No image: the tombstone, if any, for Phil Geauque.

You may recall a mention of Geauque in the review Terry Zobeck did for The Lost Detective, where he notes that Nathan “speculates that the real model for the Op may have been Hammett’s San Francisco boss, Phil Geauque, who was short, fortyish, balding and a heavy smoker, and who ended up being on FDR’s secret service detail.”

Backtracking through the Pinkerton’s jungle — that’s one of the big things that bio does.

Nathan has a particularly nice sequence involving Geauque and a robbery that brings the California Street cable car line into the action.

Last month I went on a little Geauque hunt. Leo Grin surfed the net and learned that he had been interred in a cemetery in Colma, near the boneyard holding the remains of Blackjack Jerome (Blackjack and Geauque would have known each other, probably even worked together from time to time). He tipped me off, so I could land another Tombstone post.

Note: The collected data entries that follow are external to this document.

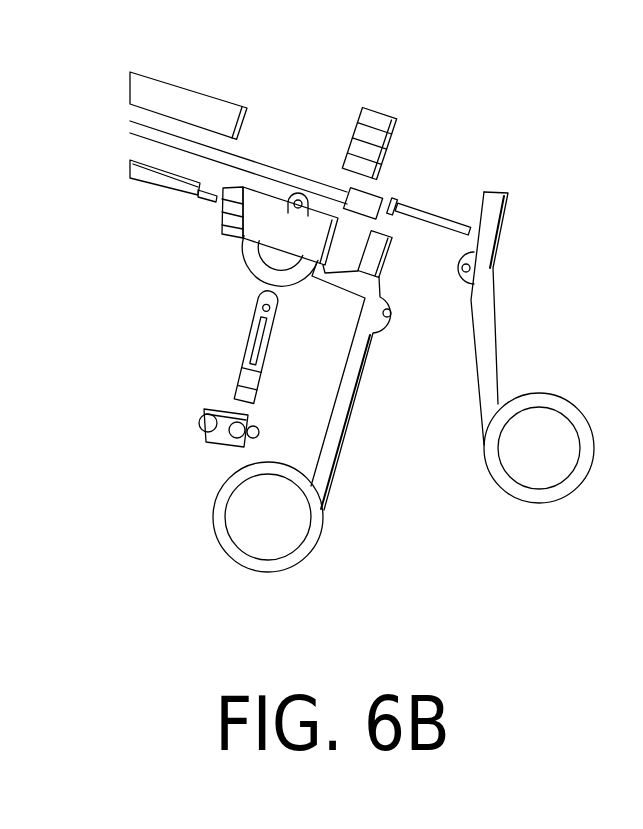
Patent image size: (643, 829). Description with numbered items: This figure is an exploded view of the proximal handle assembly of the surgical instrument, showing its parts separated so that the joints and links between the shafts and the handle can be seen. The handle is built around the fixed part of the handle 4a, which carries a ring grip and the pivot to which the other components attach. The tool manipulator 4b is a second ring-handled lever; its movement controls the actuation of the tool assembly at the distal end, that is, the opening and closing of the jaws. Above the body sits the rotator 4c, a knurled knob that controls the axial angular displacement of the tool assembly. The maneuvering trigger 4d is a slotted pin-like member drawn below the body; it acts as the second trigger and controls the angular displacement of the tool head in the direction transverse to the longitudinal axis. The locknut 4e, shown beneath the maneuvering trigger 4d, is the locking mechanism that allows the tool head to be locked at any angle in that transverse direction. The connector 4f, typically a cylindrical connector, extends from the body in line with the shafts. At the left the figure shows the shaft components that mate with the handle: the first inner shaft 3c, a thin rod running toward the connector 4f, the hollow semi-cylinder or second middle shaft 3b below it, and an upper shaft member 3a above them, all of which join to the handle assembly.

The upper shaft member 3a is at (207, 84).
The second middle shaft 3b is at (148, 190).
The third inner shaft 3c is at (284, 166).
The fixed part of the handle 4a is at (340, 492).
The tool manipulator 4b is at (502, 282).
The rotator 4c is at (397, 133).
The maneuvering trigger 4d is at (238, 343).
The locknut 4e is at (193, 422).
The connector 4f is at (442, 208).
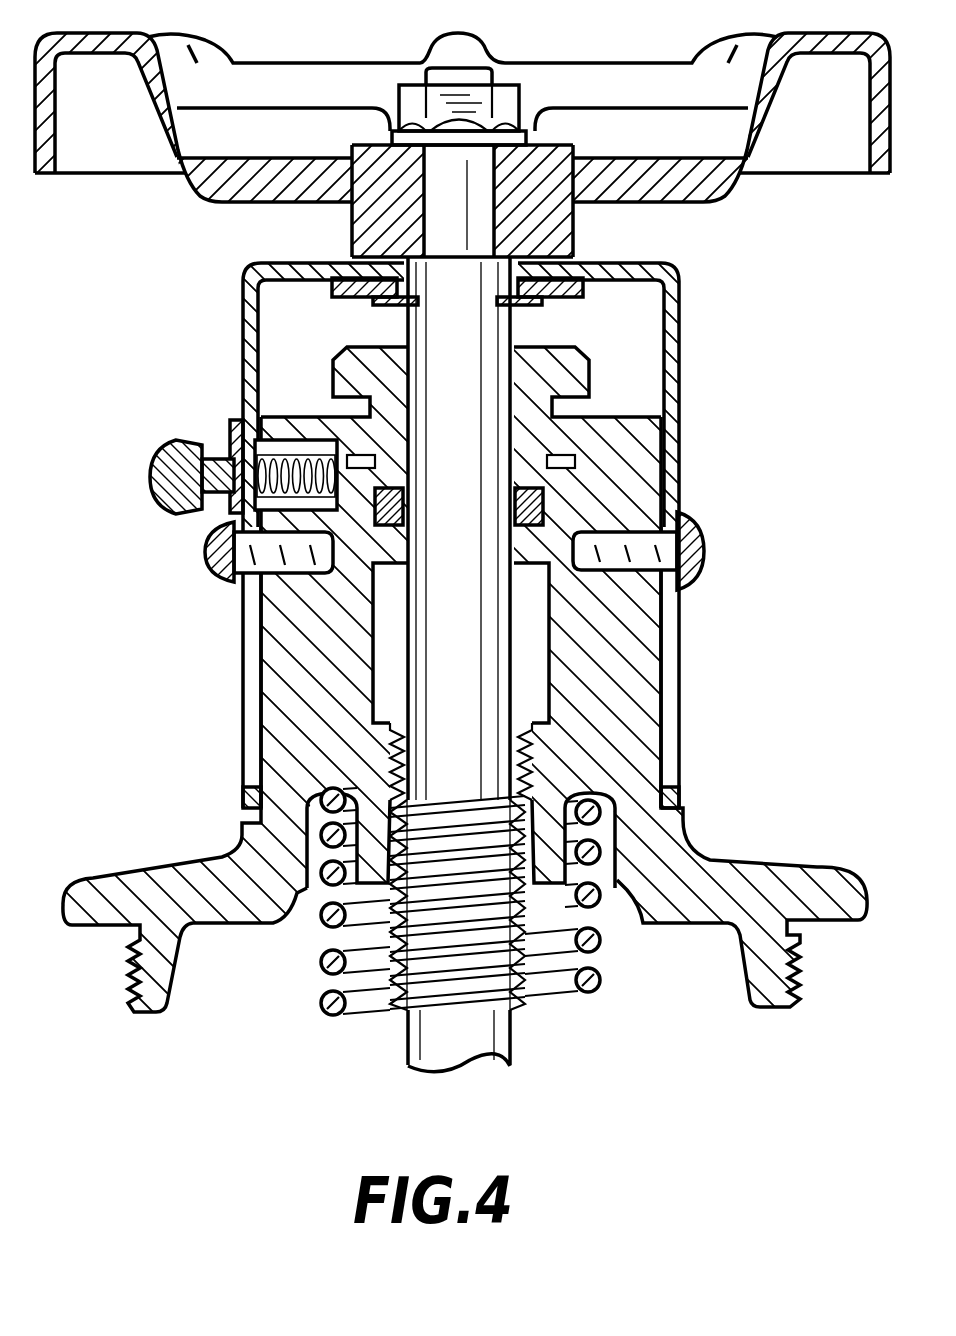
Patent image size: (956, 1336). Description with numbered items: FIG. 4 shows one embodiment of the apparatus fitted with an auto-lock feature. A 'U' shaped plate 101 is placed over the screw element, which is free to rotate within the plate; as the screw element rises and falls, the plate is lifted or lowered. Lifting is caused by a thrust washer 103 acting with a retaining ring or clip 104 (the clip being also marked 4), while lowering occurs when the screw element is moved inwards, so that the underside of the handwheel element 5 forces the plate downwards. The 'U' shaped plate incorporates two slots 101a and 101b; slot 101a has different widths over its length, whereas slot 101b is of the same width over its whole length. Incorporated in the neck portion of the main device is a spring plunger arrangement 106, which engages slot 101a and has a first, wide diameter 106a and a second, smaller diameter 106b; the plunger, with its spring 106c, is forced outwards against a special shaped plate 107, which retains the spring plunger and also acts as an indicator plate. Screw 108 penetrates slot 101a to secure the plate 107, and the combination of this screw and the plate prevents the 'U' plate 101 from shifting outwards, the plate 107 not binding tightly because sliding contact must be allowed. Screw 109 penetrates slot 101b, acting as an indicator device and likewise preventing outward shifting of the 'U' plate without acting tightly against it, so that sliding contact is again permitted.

The handwheel element 5 is at (186, 192).
The retaining ring or clip 4 is at (462, 650).
The 'U' shaped plate 101 is at (683, 418).
The slot 101a is at (243, 770).
The slot 101b is at (685, 667).
The thrust washer 103 is at (676, 318).
The retaining ring or clip 104 is at (520, 300).
The spring plunger arrangement 106 is at (217, 447).
The first, wide diameter 106a is at (223, 517).
The second, smaller diameter 106b is at (205, 512).
The indicator spring 106c is at (292, 437).
The special shaped plate 107 is at (244, 765).
The screw 108 is at (212, 585).
The screw 109 is at (665, 598).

But the Internet is only so good. Geauque died on January 4, 1951 — and his remains were hauled to Cypress Lawn Memorial Park in Colma.

Further inquiry at Cypress Lawn led to some files being pulled out, which recorded that Geauque was cremated on January 6. The cremains were shipped to Kendallville Cemetery in Indiana. Apparently that’s where Geauque was from, or had some family left.